= Samuel Baptiste =

Politician from the US Virgin Islands

Samuel Baptiste (born December 19, 1963, in Saint Croix) is a United States Virgin Islands politician and businessman. He was most recently a Democratic candidate for Lieutenant Governor of the United States Virgin Islands in 2010 as the running mate of Senator Adlah Donastorg Jr.

==Biography==

===Early life===
Samuel Baptiste was born on Saint Croix, U.S. Virgin Islands, on December 19, 1963. His mother, Elaine Baptiste was from Willikies, Antigua, while his father, Lennard Baptiste, was originally from the town of Castle Bruce, Dominica. He was raised in Frederiksted, where he attended Claude O. Markoe Elementary School and Arthur Richards Junior High School. Baptiste graduated from high school in Florida.

Baptiste enlisted in the U.S. Army following his graduation from high school. He remained a member of the Army for thirteen years. He was based with the 82nd Airborne Division at Fort Bragg in North Carolina. Baptiste was honorably discharged in March 1997.

===Education===
Baptiste received a bachelor's degree in business administration from the University of the Virgin Islands in 2001. He later obtained two master's degrees in business administration and public administration from the University of the Virgin Islands in 2009.

===Business career===
Baptiste runs a H&R Block franchise, located in Villa La Reine on Saint Croix. He also owns the Virgin Islands Training Institute.

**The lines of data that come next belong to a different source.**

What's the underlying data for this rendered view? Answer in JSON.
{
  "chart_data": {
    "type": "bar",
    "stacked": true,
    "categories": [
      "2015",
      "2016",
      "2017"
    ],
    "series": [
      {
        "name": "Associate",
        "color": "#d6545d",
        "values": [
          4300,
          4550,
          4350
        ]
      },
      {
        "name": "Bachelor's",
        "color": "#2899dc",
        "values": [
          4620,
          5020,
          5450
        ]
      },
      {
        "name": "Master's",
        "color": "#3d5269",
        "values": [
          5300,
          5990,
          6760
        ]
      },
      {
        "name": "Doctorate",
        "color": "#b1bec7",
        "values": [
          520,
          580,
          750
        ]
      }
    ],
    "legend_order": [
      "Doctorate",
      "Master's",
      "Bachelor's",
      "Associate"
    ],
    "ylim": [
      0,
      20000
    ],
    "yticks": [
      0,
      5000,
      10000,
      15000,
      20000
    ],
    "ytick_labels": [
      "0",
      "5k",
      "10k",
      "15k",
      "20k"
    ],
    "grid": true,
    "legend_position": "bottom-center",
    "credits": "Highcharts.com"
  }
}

He was employed at Hovensa, an oil refinery in Saint Croix, for ten years before resigning in 2010 to run for Lieutenant Governor.

===Political career===
Baptiste served as an assistant commissioner of Property and Procurement under former U.S. Virgin Islands Governor Roy Schneider in August 1997. Baptiste also unsuccessfully ran for Governor of the U.S. Virgin Islands in 2002 as a Republican.

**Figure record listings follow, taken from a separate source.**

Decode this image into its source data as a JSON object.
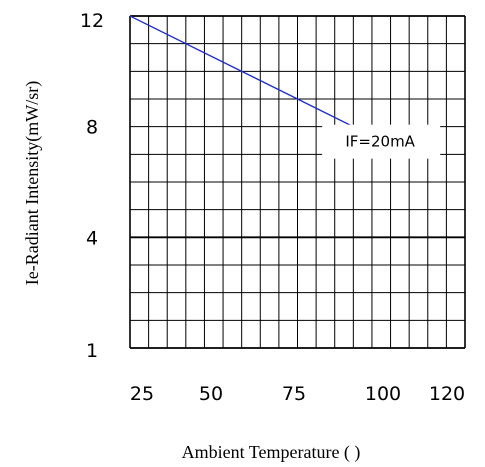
{
  "chart_data": {
    "type": "line",
    "title": "",
    "xlabel": "Ambient Temperature (   )",
    "ylabel": "Ie-Radiant Intensity(mW/sr)",
    "x_ticks": [
      "25",
      "50",
      "75",
      "100",
      "120"
    ],
    "y_ticks": [
      "12",
      "8",
      "4",
      "1"
    ],
    "grid": true,
    "series": [
      {
        "name": "IF=20mA",
        "color": "#1f2fd0",
        "x": [
          25,
          100
        ],
        "y": [
          12,
          7
        ]
      }
    ],
    "annotations": [
      {
        "text": "IF=20mA",
        "x": 100,
        "y": 8
      }
    ]
  }
}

On July 25, 2010, Democratic gubernatorial candidate Senator Adlah Donastorg announced that Baptiste would be his running mate for Lieutenant Governor in the upcoming 2010 gubernatorial election. Donastorg and Baptiste were defeated in the 2010 Democratic primary election on September 11, 2010, by incumbent Governor John de Jongh. Donatorg and Baptiste came in second place in the primary, garnering 4,300 votes, or 30.61% of the total vote.